Gönül Sultanları.com >  Alim ve Evliyaların Alfabetik Listesi > H > Hamid-i Aksarayi > Dua çınarı
Dua çınarı
Niğbolu'dan dönünce Yıldırım Bayezid Han,
Bir cami yaptırmayı düşünmüştü bir zaman.

Bursa, Ulu Camiyi inşaya etti niyet.
Caminin yapılması sona erdi nihayet.

Bir Cuma günü idi, ilan edildi ki hem:
(Cami, merasim ile açılacaktır hemen.)

O gün başta Padişah, damadı Emir Sultan,
Molla Fenari ile kim varsa ulemadan,

Hazır oldu her biri, hem de hafız olanlar.
Doldurmuştu camiyi, Bursalı Müslümanlar.

Hutbe okumak için, Padişah hazretleri,
O gün Emir Sultan’a verdiğinde bu emri,

Damadı Emir Sultan, emre (Peki) diyerek,
Ve Somuncu Baba’yı eliyle göstererek,

Arz etti ki: (Sultanım, baş göz üstüne, fakat,
Hutbeyi okumaya, layıktır ancak şu zat.)

O dahi mecbur kaldı, emre (Peki) demeye.
Kalkıp, minbere doğru başladı yürümeye.

Geçerken de Emir'e dedi: (Ey Emirimiz!
Niçin böyle yapıp da, beni ele verdiniz?)

O da, ona cevaben arz etti ki: (Bu yerde,
Yok idi bir başkası, sizden daha ilerde.)

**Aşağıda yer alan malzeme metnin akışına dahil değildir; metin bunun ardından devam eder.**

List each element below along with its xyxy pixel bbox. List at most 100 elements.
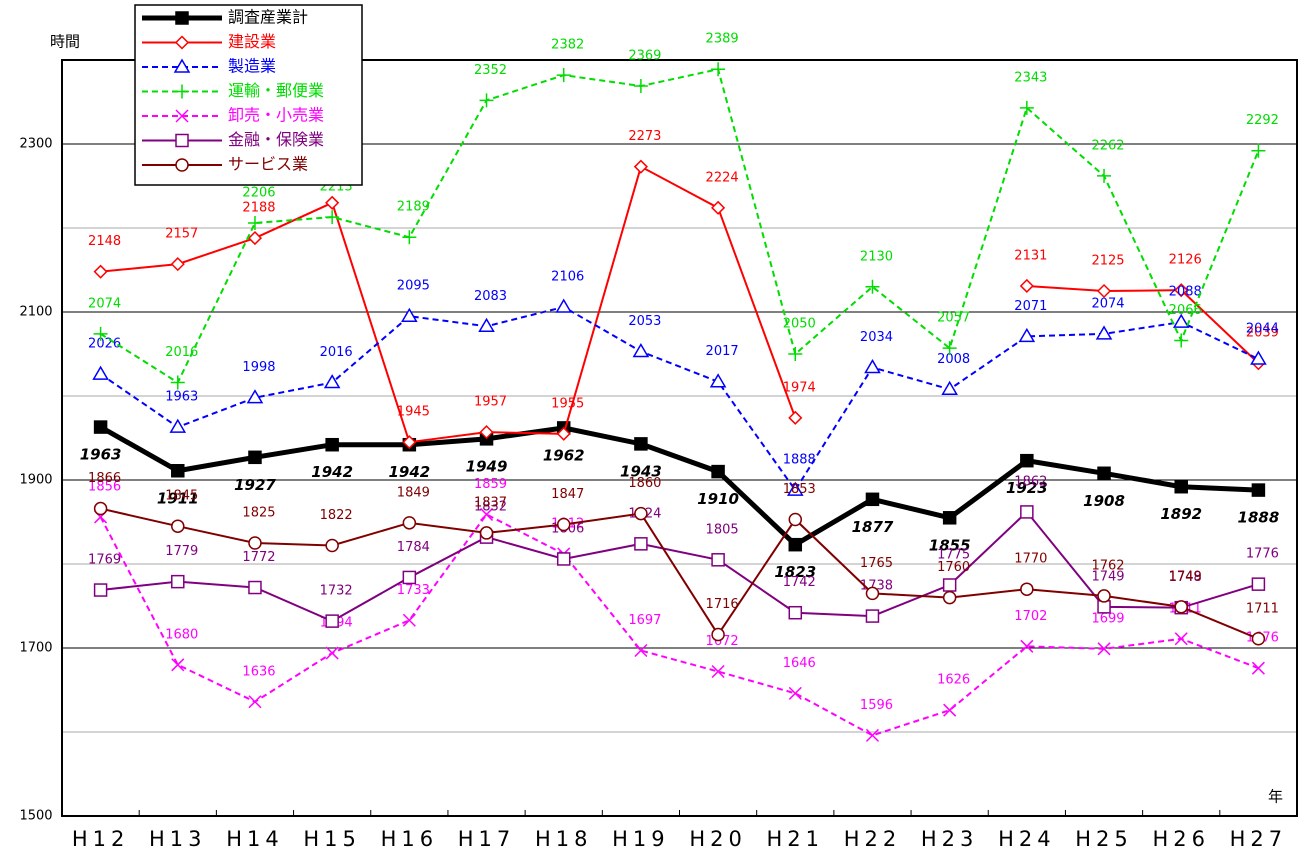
marker <box>1019 100 1034 115</box>
legend-label: サービス業 <box>228 155 308 174</box>
y-tick-label: 1700 <box>19 641 52 656</box>
data-label: 2057 <box>937 311 970 326</box>
marker <box>711 200 726 215</box>
marker <box>1097 466 1111 481</box>
data-label: 1923 <box>1006 479 1048 497</box>
data-label: 1680 <box>165 627 198 642</box>
marker <box>402 435 417 450</box>
data-label: 1770 <box>1014 552 1047 567</box>
marker <box>170 257 185 272</box>
marker <box>788 410 803 425</box>
marker <box>711 664 725 679</box>
data-label: 2066 <box>1169 303 1202 318</box>
legend-marker <box>175 84 189 99</box>
data-label: 1716 <box>706 597 739 612</box>
data-label: 1847 <box>551 487 584 502</box>
data-label: 1859 <box>474 477 507 492</box>
marker <box>479 425 494 440</box>
data-label: 2148 <box>88 234 121 249</box>
marker <box>865 586 880 601</box>
marker <box>865 492 880 507</box>
marker <box>1251 661 1265 675</box>
data-label: 1849 <box>397 485 430 500</box>
data-label: 1962 <box>543 446 585 464</box>
data-label: 1860 <box>628 476 661 491</box>
data-label: 2034 <box>860 330 893 345</box>
marker <box>711 464 725 479</box>
data-label: 1626 <box>937 673 970 688</box>
marker <box>171 658 185 672</box>
marker <box>402 613 416 627</box>
legend-label: 金融・保険業 <box>228 130 324 149</box>
x-tick-label: H16 <box>381 827 439 851</box>
data-label: 1949 <box>466 457 508 475</box>
series-line <box>100 165 1260 444</box>
data-label: 1732 <box>320 584 353 599</box>
data-label: 1749 <box>1091 569 1124 584</box>
data-label: 1845 <box>165 489 198 504</box>
marker <box>788 512 803 527</box>
marker <box>171 519 185 533</box>
marker <box>248 695 262 709</box>
data-label: 2343 <box>1014 70 1047 85</box>
marker <box>1250 350 1267 365</box>
marker <box>478 317 495 333</box>
data-label: 2095 <box>397 279 430 294</box>
data-label: 1957 <box>474 395 507 410</box>
data-label: 1945 <box>397 405 430 420</box>
y-tick-label: 2100 <box>19 305 52 320</box>
marker <box>1251 632 1266 646</box>
data-label: 2130 <box>860 249 893 264</box>
data-label: 2016 <box>320 345 353 360</box>
marker <box>711 62 726 77</box>
data-label: 1963 <box>165 390 198 405</box>
legend-marker <box>173 58 191 73</box>
marker <box>788 605 803 620</box>
marker <box>865 728 879 742</box>
marker <box>93 264 108 279</box>
data-label: 1762 <box>1091 558 1124 573</box>
legend-marker <box>174 35 190 50</box>
data-label: 1702 <box>1014 609 1047 624</box>
series-line <box>100 68 1260 385</box>
data-label: 1636 <box>242 664 275 679</box>
data-label: 2017 <box>706 344 739 359</box>
marker <box>93 326 108 341</box>
data-label: 1963 <box>80 446 122 464</box>
marker <box>941 380 958 396</box>
marker <box>247 215 262 230</box>
data-label: 2382 <box>551 38 584 53</box>
marker <box>634 643 648 658</box>
marker <box>325 646 339 660</box>
x-tick-label: H19 <box>612 827 670 851</box>
marker <box>1097 642 1111 656</box>
data-label: 1805 <box>706 522 739 537</box>
data-label: 2224 <box>706 170 739 185</box>
x-tick-label: H20 <box>689 827 747 851</box>
x-tick-label: H15 <box>303 827 361 851</box>
data-label: 1911 <box>157 489 199 507</box>
data-label: 2074 <box>88 296 121 311</box>
marker <box>942 511 957 525</box>
data-label: 1742 <box>783 575 816 590</box>
marker <box>634 537 648 551</box>
marker <box>1018 327 1036 343</box>
legend-label: 卸売・小売業 <box>228 106 324 125</box>
data-label: 2008 <box>937 352 970 367</box>
marker <box>942 590 957 605</box>
series-line <box>100 507 1259 640</box>
data-label: 1855 <box>929 536 971 554</box>
data-label: 1856 <box>88 479 121 494</box>
marker <box>93 420 108 434</box>
data-label: 2262 <box>1091 138 1124 153</box>
data-label: 1760 <box>937 560 970 575</box>
data-label: 1862 <box>1014 474 1047 489</box>
data-label: 1711 <box>1246 601 1279 616</box>
data-label: 1596 <box>860 698 893 713</box>
marker <box>93 501 108 516</box>
data-label: 2389 <box>706 32 739 47</box>
marker <box>402 516 417 530</box>
marker <box>1172 313 1190 328</box>
data-label: 2074 <box>1091 296 1124 311</box>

Cemaat, olanları görüyor, duyuyordu.
Bu sebepten durumu çok merak ediyordu.

Zira Somuncu Baba, onların nazarında,
Ekmek satan biriydi Bursa sokaklarında.

Bunun için bu işi etmişlerdi çok merak.
Ki, Cuma hutbesini o nasıl okuyacak?

Çıktı Somuncu Baba biraz sonra minbere.
Öyle bir hutbe irad etti ki müminlere,

Asla duymamışlardı böyle bir hutbe onlar.
Onun büyüklüğünü o zaman anladılar.

Hutbede, Fatiha’nın, yirmi ana ilimde,
Yedi türlü tefsiri yapılmıştı o günde.

Molla Fenari dahi demişti ki ertesi:
(Onun büyüklüğüne, şahittir bu hutbesi.

Yedi türlü tefsirden, birincisini yalnız,
İyice anladılar cemaattan her şahıs.

İkinci tefsirini, bir kısmı anladılar.
Üçüncüsünü ise, çok azdı anlayanlar.

Dördüncü ve sonraki tefsirlere gelince,
Onlardaki manalar, çok yüksek ve pek ince,

Olduğundan, onları anlamadı kimseler.
İlim ve marifette derya imiş o meğer.)

Namaz sona erince, camideki cemaat,
Mübarek ellerini öpmek istedi, fakat.

Caminin üç kapısı var idi dışarıya.
Acep hangi kapıdan çıkardı bu evliya?

Lakin üç kapıdan da çıkan, seviniyordu.
Hepsi de, (Ben, öpmekle şereflendim) diyordu.

Sonra Molla Fenari hanesine giderek,
Talebesi olmayı arzu eylemişti pek.

Lakin o, bu şehirde sırrım faş oldu diye,
İstedi ki, Bursa’dan gitsin başka bir ile.

Bir sabah, bu niyetle çıkmıştı ki Bursa’dan,
Duyup Molla Fenari yetişti arkasından.

Bir çınarın dibinde, geri döndürmek için,
Çok yalvardı ise de, mümkün olmadı lakin.

Bursa’ya doğru dönüp, mübarek zat o ara,
Dua etti Bursa’ya, hem de Bursalılara.

Duayı, o çınarın dibinde etti diye,
Bugün, (Dua çınarı) denilir o bölgeye.